Screening identifies improved Cas9 for precise editing

Achieving precise gene correction through homology directed repair (HDR) remains challenging in CRISPR-Cas9 applications, as the less accurate non-homologous end joining (NHEJ) pathway typically dominates after DNA cleavage. To address this limitation, the team constructed a dual-selection screening platform in human cells – employing diphtheria toxin resistance to identify cells that successfully underwent HDR at the HBEGF gene, whilst simultaneously monitoring EGFP disruption to assess off-target effects.
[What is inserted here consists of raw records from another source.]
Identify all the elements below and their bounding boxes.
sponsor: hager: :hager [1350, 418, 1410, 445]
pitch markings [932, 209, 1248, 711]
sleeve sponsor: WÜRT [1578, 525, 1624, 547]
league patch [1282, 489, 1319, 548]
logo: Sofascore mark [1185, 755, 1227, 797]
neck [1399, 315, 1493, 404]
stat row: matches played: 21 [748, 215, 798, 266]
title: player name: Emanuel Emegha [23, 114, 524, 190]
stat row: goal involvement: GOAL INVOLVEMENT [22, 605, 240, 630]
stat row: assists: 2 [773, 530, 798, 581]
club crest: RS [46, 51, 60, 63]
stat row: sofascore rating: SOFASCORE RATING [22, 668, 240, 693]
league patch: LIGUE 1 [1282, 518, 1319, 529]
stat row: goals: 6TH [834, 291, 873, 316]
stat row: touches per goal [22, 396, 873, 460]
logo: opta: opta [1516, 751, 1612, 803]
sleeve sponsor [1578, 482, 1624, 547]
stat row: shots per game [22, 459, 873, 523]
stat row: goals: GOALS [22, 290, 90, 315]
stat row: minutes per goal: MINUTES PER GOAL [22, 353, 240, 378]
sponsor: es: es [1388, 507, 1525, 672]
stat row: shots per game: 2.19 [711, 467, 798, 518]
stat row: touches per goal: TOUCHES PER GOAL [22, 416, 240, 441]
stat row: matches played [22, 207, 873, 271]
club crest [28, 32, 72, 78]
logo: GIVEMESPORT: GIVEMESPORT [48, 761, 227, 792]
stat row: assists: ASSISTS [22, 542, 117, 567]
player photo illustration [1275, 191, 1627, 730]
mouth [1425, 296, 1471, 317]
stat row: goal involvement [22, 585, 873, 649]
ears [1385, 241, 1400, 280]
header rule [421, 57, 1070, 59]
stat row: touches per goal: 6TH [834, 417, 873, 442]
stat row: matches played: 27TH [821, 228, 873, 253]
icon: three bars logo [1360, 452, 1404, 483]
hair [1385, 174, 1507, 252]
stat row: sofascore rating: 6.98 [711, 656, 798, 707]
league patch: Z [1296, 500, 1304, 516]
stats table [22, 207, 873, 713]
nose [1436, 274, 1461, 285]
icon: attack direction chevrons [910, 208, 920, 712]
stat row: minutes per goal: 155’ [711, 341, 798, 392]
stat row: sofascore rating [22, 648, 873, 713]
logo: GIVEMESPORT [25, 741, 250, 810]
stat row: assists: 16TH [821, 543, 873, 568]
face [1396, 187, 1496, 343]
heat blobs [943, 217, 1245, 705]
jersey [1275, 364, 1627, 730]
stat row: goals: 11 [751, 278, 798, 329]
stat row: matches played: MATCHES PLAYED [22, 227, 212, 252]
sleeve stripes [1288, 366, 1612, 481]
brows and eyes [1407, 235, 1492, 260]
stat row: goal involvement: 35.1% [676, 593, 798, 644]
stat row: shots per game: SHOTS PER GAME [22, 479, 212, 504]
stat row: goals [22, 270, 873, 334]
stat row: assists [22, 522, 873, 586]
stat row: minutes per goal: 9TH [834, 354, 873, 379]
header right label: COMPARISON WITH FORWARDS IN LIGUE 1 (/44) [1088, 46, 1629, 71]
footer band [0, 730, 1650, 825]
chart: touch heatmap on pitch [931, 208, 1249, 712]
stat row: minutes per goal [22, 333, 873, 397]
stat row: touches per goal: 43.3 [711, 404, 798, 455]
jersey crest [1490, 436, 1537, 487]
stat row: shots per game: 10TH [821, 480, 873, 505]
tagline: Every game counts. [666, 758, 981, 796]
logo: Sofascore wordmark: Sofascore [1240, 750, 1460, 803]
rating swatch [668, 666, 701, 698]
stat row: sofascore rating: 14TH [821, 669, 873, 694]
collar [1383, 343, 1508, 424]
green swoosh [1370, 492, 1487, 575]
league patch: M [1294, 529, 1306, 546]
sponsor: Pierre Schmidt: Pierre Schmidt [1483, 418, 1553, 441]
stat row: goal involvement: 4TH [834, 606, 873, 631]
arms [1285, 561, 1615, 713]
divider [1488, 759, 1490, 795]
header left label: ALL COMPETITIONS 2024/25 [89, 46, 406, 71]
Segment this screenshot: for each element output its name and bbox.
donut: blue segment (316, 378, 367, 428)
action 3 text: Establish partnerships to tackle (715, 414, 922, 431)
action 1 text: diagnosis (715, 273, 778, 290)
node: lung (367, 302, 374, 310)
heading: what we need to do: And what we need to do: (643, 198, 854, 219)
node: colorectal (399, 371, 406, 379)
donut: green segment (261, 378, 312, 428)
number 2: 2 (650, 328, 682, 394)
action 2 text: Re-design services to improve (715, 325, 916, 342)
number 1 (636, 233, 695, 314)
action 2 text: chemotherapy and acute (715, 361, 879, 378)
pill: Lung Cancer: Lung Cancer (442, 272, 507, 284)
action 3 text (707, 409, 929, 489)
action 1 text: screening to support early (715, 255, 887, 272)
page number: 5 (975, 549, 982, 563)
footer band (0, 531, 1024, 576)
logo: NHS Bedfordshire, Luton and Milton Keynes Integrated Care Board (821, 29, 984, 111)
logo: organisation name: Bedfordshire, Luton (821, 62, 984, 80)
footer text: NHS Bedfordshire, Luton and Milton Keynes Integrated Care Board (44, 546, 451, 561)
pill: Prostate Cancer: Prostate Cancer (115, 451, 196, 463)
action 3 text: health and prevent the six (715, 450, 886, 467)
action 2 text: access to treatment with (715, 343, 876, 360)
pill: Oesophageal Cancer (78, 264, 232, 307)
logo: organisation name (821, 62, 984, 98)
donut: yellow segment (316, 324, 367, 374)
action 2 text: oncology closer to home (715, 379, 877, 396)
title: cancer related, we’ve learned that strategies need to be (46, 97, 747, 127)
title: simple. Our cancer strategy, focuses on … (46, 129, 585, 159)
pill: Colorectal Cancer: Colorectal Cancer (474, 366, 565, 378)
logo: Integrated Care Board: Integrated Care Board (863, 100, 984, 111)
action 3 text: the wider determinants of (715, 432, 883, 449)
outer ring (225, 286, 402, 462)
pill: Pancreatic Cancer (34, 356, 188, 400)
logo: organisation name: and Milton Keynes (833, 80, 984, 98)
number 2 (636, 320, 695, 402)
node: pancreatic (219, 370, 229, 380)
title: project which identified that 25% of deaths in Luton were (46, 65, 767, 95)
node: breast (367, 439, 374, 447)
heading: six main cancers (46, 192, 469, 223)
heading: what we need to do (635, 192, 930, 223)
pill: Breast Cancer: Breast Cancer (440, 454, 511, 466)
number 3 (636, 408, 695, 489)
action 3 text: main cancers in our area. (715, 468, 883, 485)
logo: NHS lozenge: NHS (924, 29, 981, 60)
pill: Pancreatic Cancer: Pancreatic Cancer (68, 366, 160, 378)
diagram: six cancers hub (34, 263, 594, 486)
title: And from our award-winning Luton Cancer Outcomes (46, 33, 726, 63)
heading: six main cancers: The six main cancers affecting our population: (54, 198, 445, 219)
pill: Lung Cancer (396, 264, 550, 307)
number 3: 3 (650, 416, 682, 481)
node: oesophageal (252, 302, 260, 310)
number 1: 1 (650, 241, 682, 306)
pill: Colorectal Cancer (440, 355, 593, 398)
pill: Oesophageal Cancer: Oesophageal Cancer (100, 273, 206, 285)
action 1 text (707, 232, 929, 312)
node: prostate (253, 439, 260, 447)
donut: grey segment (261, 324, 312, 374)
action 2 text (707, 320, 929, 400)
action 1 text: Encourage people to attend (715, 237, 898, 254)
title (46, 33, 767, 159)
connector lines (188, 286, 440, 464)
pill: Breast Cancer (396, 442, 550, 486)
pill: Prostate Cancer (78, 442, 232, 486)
By screening a library of SpCas9 variants carrying random mutations in the nuclease domain, they identified HSS Cas9, which harbours two previously unreported mutations (I795V and K918E). This variant demonstrated superior HDR efficiency compared with wild-type Cas9 particularly at target sequences with 50–60% GC content, including EMX1, VEGFA, ATP7B and GRN loci.

The editing precision improved further when HSS Cas9 was combined with cell cycle-dependent activation through AcrIIA4-Cdt1 co-expression and phosphorothioate-modified single-stranded donor templates, achieving HDR-to-indel ratios exceeding those of standard approaches by several fold.

The study was led by Daisuke Matsumoto and Wataru Nomura from Hiroshima University. It was published in the Journal of Biomedical Science on 3 December 2025.